Si chiedeva, infine, la declaratoria di prescrizione di tutti i reati e la concessione dei benefici di legge "ove possibile".
Motivi della decisione

Il ricorso è manifestamente infondato.

Correttamente il primo Giudice ha limitato la decisione al reato di ricettazione, escludendone la qualificazione come furto; deve, infatti, ribadirsi che la richiesta di assoluzione per gli altri reati ascritti all’imputato risulta formulata solo con la memoria difensiva senza specifiche argomentazioni sul punto, con conseguente inammissibilità della richiesta stessa.

Al riguardo va rammentato che i motivi nuovi di cui al comma 4 dell’art. 585 c.p.p. non possono riguardare questioni nuove non proposte con quelli principali, sia per il tenore letterale dell’art. 167 disp. att. c.p.p., laddove si precisa che nella presentazione dei motivi nuovi devono essere specificati i capi ed i punti enunciati nell’originario atto di appello e sia per non vanificare il principio del tempestivo e completo contraddittorio (Cass. S.U. n. 4683/98; n. 3505/96). La seconda doglianza attiene ad una questione di merito formulata del tutto genericamente e, come tale, inammissibile.

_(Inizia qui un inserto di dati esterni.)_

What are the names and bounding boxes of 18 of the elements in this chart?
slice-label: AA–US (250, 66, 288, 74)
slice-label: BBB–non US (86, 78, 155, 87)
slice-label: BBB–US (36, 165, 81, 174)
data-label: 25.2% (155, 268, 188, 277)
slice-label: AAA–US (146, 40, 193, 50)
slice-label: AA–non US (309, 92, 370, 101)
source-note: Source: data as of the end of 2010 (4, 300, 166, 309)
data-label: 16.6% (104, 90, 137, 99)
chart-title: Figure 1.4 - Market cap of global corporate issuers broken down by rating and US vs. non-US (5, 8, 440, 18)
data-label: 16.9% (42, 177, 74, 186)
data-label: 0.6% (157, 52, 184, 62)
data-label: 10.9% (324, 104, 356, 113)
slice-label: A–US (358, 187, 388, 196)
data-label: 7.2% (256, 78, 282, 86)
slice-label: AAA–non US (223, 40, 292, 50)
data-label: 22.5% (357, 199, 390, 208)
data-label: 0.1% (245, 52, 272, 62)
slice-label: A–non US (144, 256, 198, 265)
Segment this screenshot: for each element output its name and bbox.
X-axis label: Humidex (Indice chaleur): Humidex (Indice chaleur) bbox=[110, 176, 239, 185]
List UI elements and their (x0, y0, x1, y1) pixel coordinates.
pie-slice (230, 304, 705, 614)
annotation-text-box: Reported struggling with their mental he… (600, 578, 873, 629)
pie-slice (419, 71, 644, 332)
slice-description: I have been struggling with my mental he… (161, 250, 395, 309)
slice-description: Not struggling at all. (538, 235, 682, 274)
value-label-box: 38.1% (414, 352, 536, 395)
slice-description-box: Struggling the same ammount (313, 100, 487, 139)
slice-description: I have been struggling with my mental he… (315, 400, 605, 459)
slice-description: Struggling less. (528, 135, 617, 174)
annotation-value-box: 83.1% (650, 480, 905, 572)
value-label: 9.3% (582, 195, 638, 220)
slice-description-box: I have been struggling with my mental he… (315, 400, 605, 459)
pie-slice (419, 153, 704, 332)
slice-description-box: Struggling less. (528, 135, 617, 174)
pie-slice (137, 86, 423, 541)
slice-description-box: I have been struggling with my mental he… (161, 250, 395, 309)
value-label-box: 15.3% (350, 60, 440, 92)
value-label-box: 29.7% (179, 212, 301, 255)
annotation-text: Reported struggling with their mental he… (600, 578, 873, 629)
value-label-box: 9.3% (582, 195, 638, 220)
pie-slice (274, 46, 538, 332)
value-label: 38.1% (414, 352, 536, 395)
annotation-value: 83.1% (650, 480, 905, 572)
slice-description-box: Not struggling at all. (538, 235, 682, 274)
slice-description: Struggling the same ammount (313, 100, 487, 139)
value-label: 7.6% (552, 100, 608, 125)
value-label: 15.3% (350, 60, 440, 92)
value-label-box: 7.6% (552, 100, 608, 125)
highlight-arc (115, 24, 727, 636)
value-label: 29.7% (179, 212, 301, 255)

Quanto all’ultima censura si osserva che la formazione del giudicato sui capi della sentenza relativi al reato di cui all’art. 494 c.p., ne preclude la declaratoria di prescrizione.

Alla declaratoria di inammissibilità del ricorso consegue la condanna del ricorrente al pagamento delle spese processuali e della somma di Euro 1.000,00 alla Cassa delle ammende, considerati i profili di colpa emergenti dal ricorso.
P.Q.M.

Dichiara inammissibile il ricorso e condanna il ricorrente al pagamento delle spese processuali e della somma di Euro 1.000,00 alla Cassa delle ammende.

Testo non ufficiale. La sola stampa del bollettino ufficiale ha carattere legale.